According to the New York State Department of Health, the infant may develop mild symptoms of herpes virus illness between 2 and 12 days following the exposure to the virus. Symptoms can include having a low grade fever (about 100.4 degrees or more) and will not be interested in eating. This can lead to worsened symptoms, such as a high fever, lethargy, and seizures. According to the NIH, seizures can happen because the brain is inflamed by the virus, resulting in encephalitis. Encephalitis is serious and can lead to nervous system disorders and brain problems. It can be lethal if left untreated. 4. Having a Systemic infection

According to the NIH, an infant can develop a disseminated herpes infection, in which the infection has spread throughout the baby’s body. This kind of infection can lead to damage of the lungs, kidneys, brain, and liver. This condition is quite often lethal. 5. Having Intrauterine Herpes

In rare circumstances, the infant can develop herpes inside the uterus before birth. In such cases, the major symptoms are brain damage, skin lesions on the baby, and eye infections with herpes. The eye infection can result in inflammation of the seeing part of the eye, which is called the retina. 6. Other Symptoms

If a baby gets herpes, other symptoms can develop. These include difficulty breathing, easy bruising, enlarged spleen or liver, coma, kidney failure, jaundice, shock or low body temperature. In a newborn infant, this can mean the baby will show cyanosis of the skin, yellow eyes or skin, nasal flaring, grunting while breathing, and period of apnea, in which the baby stops breathing. Other less serious symptoms include a rash or increase in fussiness. How to Treat Herpes in Infants

Just knowing the answer to Can you be born with herpes is not enough. Since it is possible, you should know how it is treated. The usual treatment given is IV acyclovir. This is the most likely drug that will be used in an infant with herpes. The baby may need to take the medication for several weeks before they are healed.

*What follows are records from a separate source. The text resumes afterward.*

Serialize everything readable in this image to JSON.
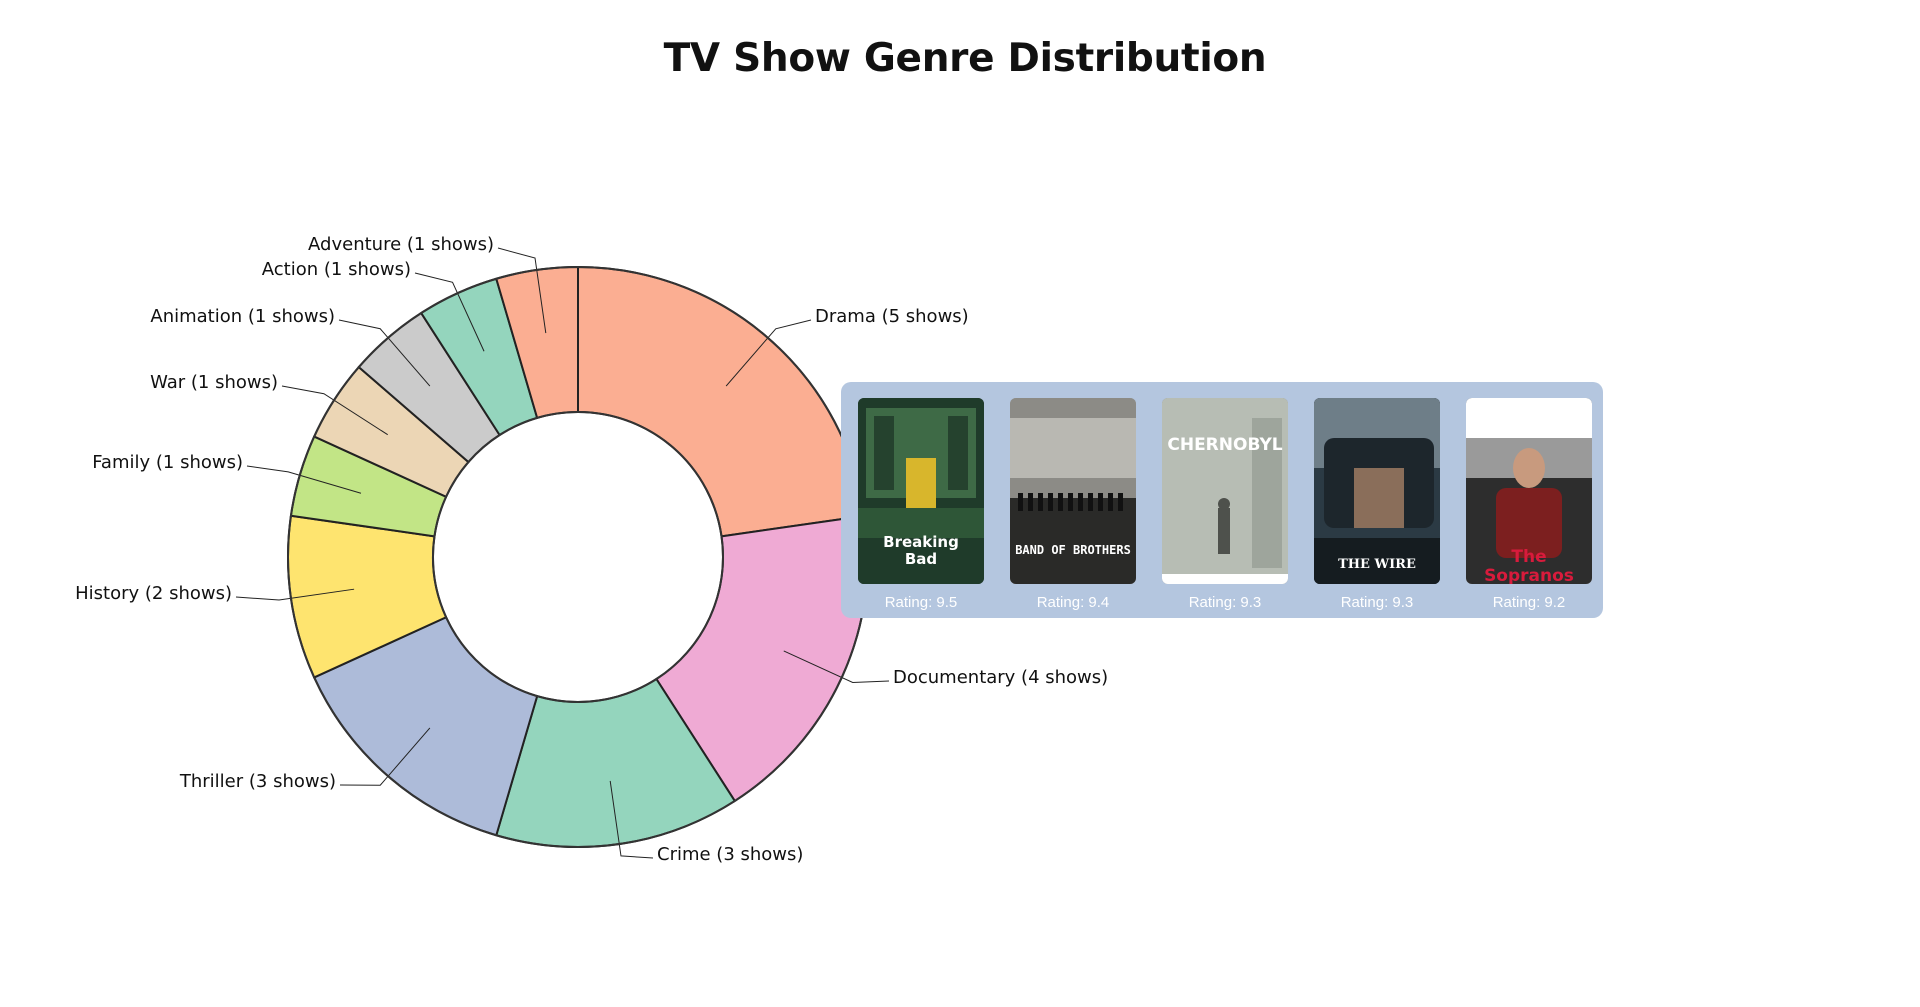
{
  "colors": {
    "panel_bg": "#b4c6df",
    "rating_text": "#ffffff"
  },
  "chart_data": {
    "type": "pie",
    "variant": "donut",
    "title": "TV Show Genre Distribution",
    "slices": [
      {
        "label": "Drama (5 shows)",
        "genre": "Drama",
        "value": 5,
        "color": "#fbae92"
      },
      {
        "label": "Documentary (4 shows)",
        "genre": "Documentary",
        "value": 4,
        "color": "#efaad4"
      },
      {
        "label": "Crime (3 shows)",
        "genre": "Crime",
        "value": 3,
        "color": "#94d5bd"
      },
      {
        "label": "Thriller (3 shows)",
        "genre": "Thriller",
        "value": 3,
        "color": "#adbbd9"
      },
      {
        "label": "History (2 shows)",
        "genre": "History",
        "value": 2,
        "color": "#fee46f"
      },
      {
        "label": "Family (1 shows)",
        "genre": "Family",
        "value": 1,
        "color": "#c2e586"
      },
      {
        "label": "War (1 shows)",
        "genre": "War",
        "value": 1,
        "color": "#ecd6b5"
      },
      {
        "label": "Animation (1 shows)",
        "genre": "Animation",
        "value": 1,
        "color": "#cbcbcb"
      },
      {
        "label": "Action (1 shows)",
        "genre": "Action",
        "value": 1,
        "color": "#94d5bd"
      },
      {
        "label": "Adventure (1 shows)",
        "genre": "Adventure",
        "value": 1,
        "color": "#fbae92"
      }
    ],
    "tooltip": {
      "posters": [
        {
          "title": "Breaking Bad",
          "title_lines": [
            "Breaking",
            "Bad"
          ],
          "rating": "Rating: 9.5",
          "theme": "breaking-bad"
        },
        {
          "title": "BAND OF BROTHERS",
          "title_lines": [
            "BAND OF BROTHERS"
          ],
          "rating": "Rating: 9.4",
          "theme": "band-of-brothers"
        },
        {
          "title": "CHERNOBYL",
          "title_lines": [
            "CHERNOBYL"
          ],
          "rating": "Rating: 9.3",
          "theme": "chernobyl"
        },
        {
          "title": "THE WIRE",
          "title_lines": [
            "THE WIRE"
          ],
          "rating": "Rating: 9.3",
          "theme": "the-wire"
        },
        {
          "title": "The Sopranos",
          "title_lines": [
            "The Sopranos"
          ],
          "rating": "Rating: 9.2",
          "theme": "sopranos"
        }
      ]
    }
  }
}
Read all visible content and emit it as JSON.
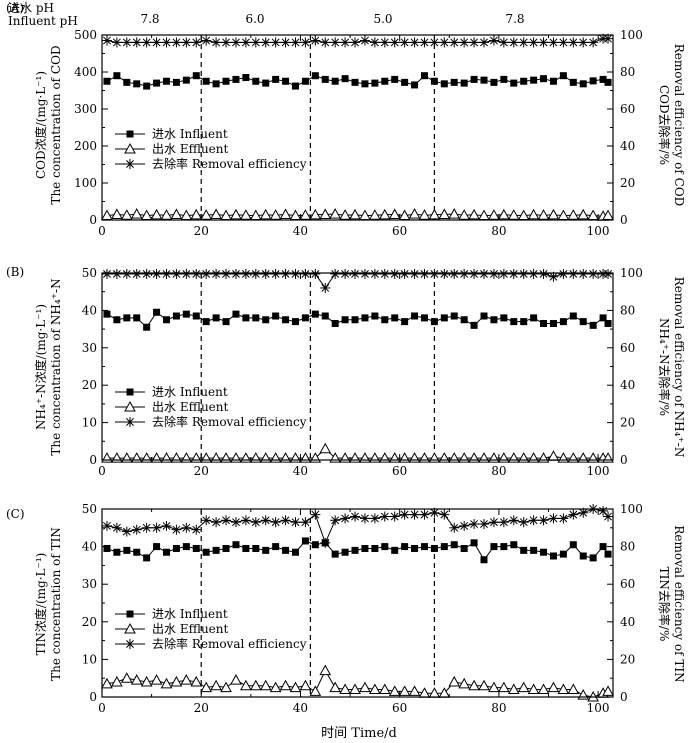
{
  "figure": {
    "ph_header": {
      "label_cn": "进水 pH",
      "label_en": "Influent pH"
    },
    "ph_segments": [
      "7.8",
      "6.0",
      "5.0",
      "7.8"
    ],
    "ph_boundaries": [
      20,
      42,
      67
    ],
    "xlabel": "时间 Time/d",
    "xticks": [
      "0",
      "20",
      "40",
      "60",
      "80",
      "100"
    ]
  },
  "chart_data": [
    {
      "type": "line",
      "panel": "(A)",
      "xlim": [
        0,
        103
      ],
      "ylim": [
        0,
        500
      ],
      "y2lim": [
        0,
        100
      ],
      "yticks": [
        "0",
        "100",
        "200",
        "300",
        "400",
        "500"
      ],
      "y2ticks": [
        "0",
        "20",
        "40",
        "60",
        "80",
        "100"
      ],
      "ylabel_line1": "COD浓度/(mg·L⁻¹)",
      "ylabel_line2": "The concentration of COD",
      "y2label_line1": "COD去除率/%",
      "y2label_line2": "Removal efficiency of COD",
      "legend": [
        "进水 Influent",
        "出水 Effluent",
        "去除率 Removal efficiency"
      ],
      "x": [
        1,
        3,
        5,
        7,
        9,
        11,
        13,
        15,
        17,
        19,
        21,
        23,
        25,
        27,
        29,
        31,
        33,
        35,
        37,
        39,
        41,
        43,
        45,
        47,
        49,
        51,
        53,
        55,
        57,
        59,
        61,
        63,
        65,
        67,
        69,
        71,
        73,
        75,
        77,
        79,
        81,
        83,
        85,
        87,
        89,
        91,
        93,
        95,
        97,
        99,
        101,
        102
      ],
      "series": [
        {
          "name": "进水 Influent",
          "axis": "left",
          "marker": "square",
          "values": [
            375,
            390,
            372,
            368,
            362,
            370,
            375,
            372,
            378,
            390,
            375,
            368,
            375,
            380,
            385,
            375,
            370,
            380,
            375,
            362,
            375,
            390,
            380,
            375,
            382,
            372,
            368,
            370,
            375,
            380,
            372,
            365,
            390,
            375,
            368,
            372,
            370,
            380,
            378,
            372,
            380,
            370,
            375,
            378,
            382,
            375,
            390,
            372,
            368,
            376,
            380,
            372
          ]
        },
        {
          "name": "出水 Effluent",
          "axis": "left",
          "marker": "triangle",
          "values": [
            12,
            15,
            13,
            16,
            12,
            14,
            13,
            15,
            12,
            14,
            13,
            15,
            12,
            14,
            13,
            12,
            14,
            13,
            15,
            12,
            13,
            14,
            15,
            16,
            13,
            14,
            12,
            13,
            14,
            15,
            12,
            16,
            13,
            14,
            15,
            16,
            13,
            14,
            12,
            13,
            14,
            13,
            12,
            14,
            13,
            14,
            12,
            13,
            14,
            12,
            10,
            12
          ]
        },
        {
          "name": "去除率 Removal efficiency",
          "axis": "right",
          "marker": "star",
          "values": [
            97,
            96,
            96,
            96,
            96,
            96,
            96,
            96,
            96,
            96,
            97,
            96,
            96,
            96,
            96,
            96,
            96,
            96,
            96,
            96,
            96,
            97,
            96,
            96,
            96,
            96,
            97,
            96,
            96,
            96,
            96,
            96,
            96,
            96,
            96,
            96,
            96,
            96,
            96,
            97,
            96,
            96,
            96,
            96,
            96,
            96,
            96,
            96,
            96,
            96,
            98,
            98
          ]
        }
      ]
    },
    {
      "type": "line",
      "panel": "(B)",
      "xlim": [
        0,
        103
      ],
      "ylim": [
        0,
        50
      ],
      "y2lim": [
        0,
        100
      ],
      "yticks": [
        "0",
        "10",
        "20",
        "30",
        "40",
        "50"
      ],
      "y2ticks": [
        "0",
        "20",
        "40",
        "60",
        "80",
        "100"
      ],
      "ylabel_line1": "NH₄⁺-N浓度/(mg·L⁻¹)",
      "ylabel_line2": "The concentration of NH₄⁺-N",
      "y2label_line1": "NH₄⁺-N去除率/%",
      "y2label_line2": "Removal efficiency of NH₄⁺-N",
      "legend": [
        "进水 Influent",
        "出水 Effluent",
        "去除率 Removal efficiency"
      ],
      "x": [
        1,
        3,
        5,
        7,
        9,
        11,
        13,
        15,
        17,
        19,
        21,
        23,
        25,
        27,
        29,
        31,
        33,
        35,
        37,
        39,
        41,
        43,
        45,
        47,
        49,
        51,
        53,
        55,
        57,
        59,
        61,
        63,
        65,
        67,
        69,
        71,
        73,
        75,
        77,
        79,
        81,
        83,
        85,
        87,
        89,
        91,
        93,
        95,
        97,
        99,
        101,
        102
      ],
      "series": [
        {
          "name": "进水 Influent",
          "axis": "left",
          "marker": "square",
          "values": [
            39,
            37.5,
            38,
            38,
            35.5,
            39.5,
            37.5,
            38.5,
            39,
            38.5,
            37,
            38,
            37,
            39,
            38,
            38,
            37.5,
            38.5,
            37.5,
            37,
            38,
            39,
            38.5,
            36.5,
            37.5,
            37.5,
            38,
            38.5,
            37.5,
            38,
            37,
            38.5,
            38,
            37,
            38,
            38.5,
            37.5,
            36,
            38.5,
            37.5,
            38,
            37,
            37,
            38,
            36.5,
            36.5,
            37,
            38.5,
            37,
            36,
            38,
            36.5
          ]
        },
        {
          "name": "出水 Effluent",
          "axis": "left",
          "marker": "triangle",
          "values": [
            0.5,
            0.5,
            0.5,
            0.5,
            0.5,
            0.5,
            0.5,
            0.5,
            0.5,
            0.5,
            0.5,
            0.5,
            0.5,
            0.5,
            0.5,
            0.5,
            0.5,
            0.5,
            0.5,
            0.5,
            0.5,
            0.5,
            3,
            0.5,
            0.5,
            0.5,
            0.5,
            0.5,
            0.5,
            0.5,
            0.5,
            0.5,
            0.5,
            0.5,
            0.5,
            0.5,
            0.5,
            0.5,
            0.5,
            0.5,
            0.5,
            0.5,
            0.5,
            0.5,
            0.5,
            1,
            0.5,
            0.5,
            0.5,
            0.5,
            0.5,
            0.5
          ]
        },
        {
          "name": "去除率 Removal efficiency",
          "axis": "right",
          "marker": "star",
          "values": [
            99.5,
            99.5,
            99.5,
            99.5,
            99.5,
            99.5,
            99.5,
            99.5,
            99.5,
            99.5,
            99.5,
            99.5,
            99.5,
            99.5,
            99.5,
            99.5,
            99.5,
            99.5,
            99.5,
            99.5,
            99.5,
            99.5,
            92,
            99.5,
            99.5,
            99.5,
            99.5,
            99.5,
            99.5,
            99.5,
            99.5,
            99.5,
            99.5,
            99.5,
            99.5,
            99.5,
            99.5,
            99.5,
            99.5,
            99.5,
            99.5,
            99.5,
            99.5,
            99.5,
            99.5,
            98,
            99.5,
            99.5,
            99.5,
            99.5,
            99.5,
            99.5
          ]
        }
      ]
    },
    {
      "type": "line",
      "panel": "(C)",
      "xlim": [
        0,
        103
      ],
      "ylim": [
        0,
        50
      ],
      "y2lim": [
        0,
        100
      ],
      "yticks": [
        "0",
        "10",
        "20",
        "30",
        "40",
        "50"
      ],
      "y2ticks": [
        "0",
        "20",
        "40",
        "60",
        "80",
        "100"
      ],
      "ylabel_line1": "TIN浓度/(mg·L⁻¹)",
      "ylabel_line2": "The concentration of TIN",
      "y2label_line1": "TIN去除率/%",
      "y2label_line2": "Removal efficiency of TIN",
      "legend": [
        "进水 Influent",
        "出水 Effluent",
        "去除率 Removal efficiency"
      ],
      "x": [
        1,
        3,
        5,
        7,
        9,
        11,
        13,
        15,
        17,
        19,
        21,
        23,
        25,
        27,
        29,
        31,
        33,
        35,
        37,
        39,
        41,
        43,
        45,
        47,
        49,
        51,
        53,
        55,
        57,
        59,
        61,
        63,
        65,
        67,
        69,
        71,
        73,
        75,
        77,
        79,
        81,
        83,
        85,
        87,
        89,
        91,
        93,
        95,
        97,
        99,
        101,
        102
      ],
      "series": [
        {
          "name": "进水 Influent",
          "axis": "left",
          "marker": "square",
          "values": [
            39.5,
            38.5,
            39,
            38.5,
            37,
            40,
            38.5,
            39.5,
            40,
            39.5,
            38.5,
            39,
            39.5,
            40.5,
            39.5,
            39.5,
            39,
            40,
            39,
            38.5,
            41.5,
            40.5,
            41,
            38,
            38.5,
            39,
            39.5,
            39.5,
            40,
            39,
            40,
            39.5,
            40,
            39.5,
            40,
            40.5,
            39.5,
            41,
            36.5,
            40,
            40,
            40.5,
            39,
            39,
            38.5,
            37.5,
            38,
            40.5,
            37.5,
            37,
            40,
            38
          ]
        },
        {
          "name": "出水 Effluent",
          "axis": "left",
          "marker": "triangle",
          "values": [
            3.5,
            4,
            5,
            4.5,
            4,
            4.5,
            3.5,
            4,
            4.5,
            4,
            2.5,
            3,
            2.5,
            4.5,
            3,
            3,
            3,
            2.5,
            3,
            2.5,
            3,
            1.5,
            7,
            2.5,
            2,
            2,
            2.5,
            2,
            2,
            1.5,
            1.5,
            1.5,
            1,
            1,
            1,
            4,
            3.5,
            3,
            3,
            2.5,
            2.5,
            2,
            2.5,
            2,
            2,
            2.5,
            2,
            2,
            0.5,
            0,
            1,
            1.5
          ]
        },
        {
          "name": "去除率 Removal efficiency",
          "axis": "right",
          "marker": "star",
          "values": [
            91,
            90,
            88,
            89,
            90,
            90,
            91,
            89,
            90,
            89,
            94,
            93,
            94,
            93,
            94,
            93,
            94,
            93,
            94,
            93,
            93,
            97,
            82,
            94,
            95,
            96,
            95,
            95,
            96,
            96,
            97,
            97,
            97,
            98,
            97,
            90,
            91,
            92,
            92,
            93,
            93,
            94,
            93,
            94,
            94,
            95,
            95,
            97,
            98,
            100,
            99,
            96
          ]
        }
      ]
    }
  ]
}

You can also treat the side effects of neonatal herpes, such as seizures and shock. These babies are very sick and need to be treated in a neonatal intensive care unit. Babies who have systemic herpes may not get better with treatment and can have more health risks as a result. If they get disseminated herpes, they may develop a coma, neurologic complications or even death.

While birth-acquired herpes may be able to be treated, the virus is never completely eradicated from the body. The herpes virus will remain in the baby’s body for the rest of their lives but will lie dormant in many situations. If the immune system becomes suppressed, the baby may become re-infected and will develop complications, such as blindness, seizures, encephalitis, respiratory infections, and inflammation of the eye.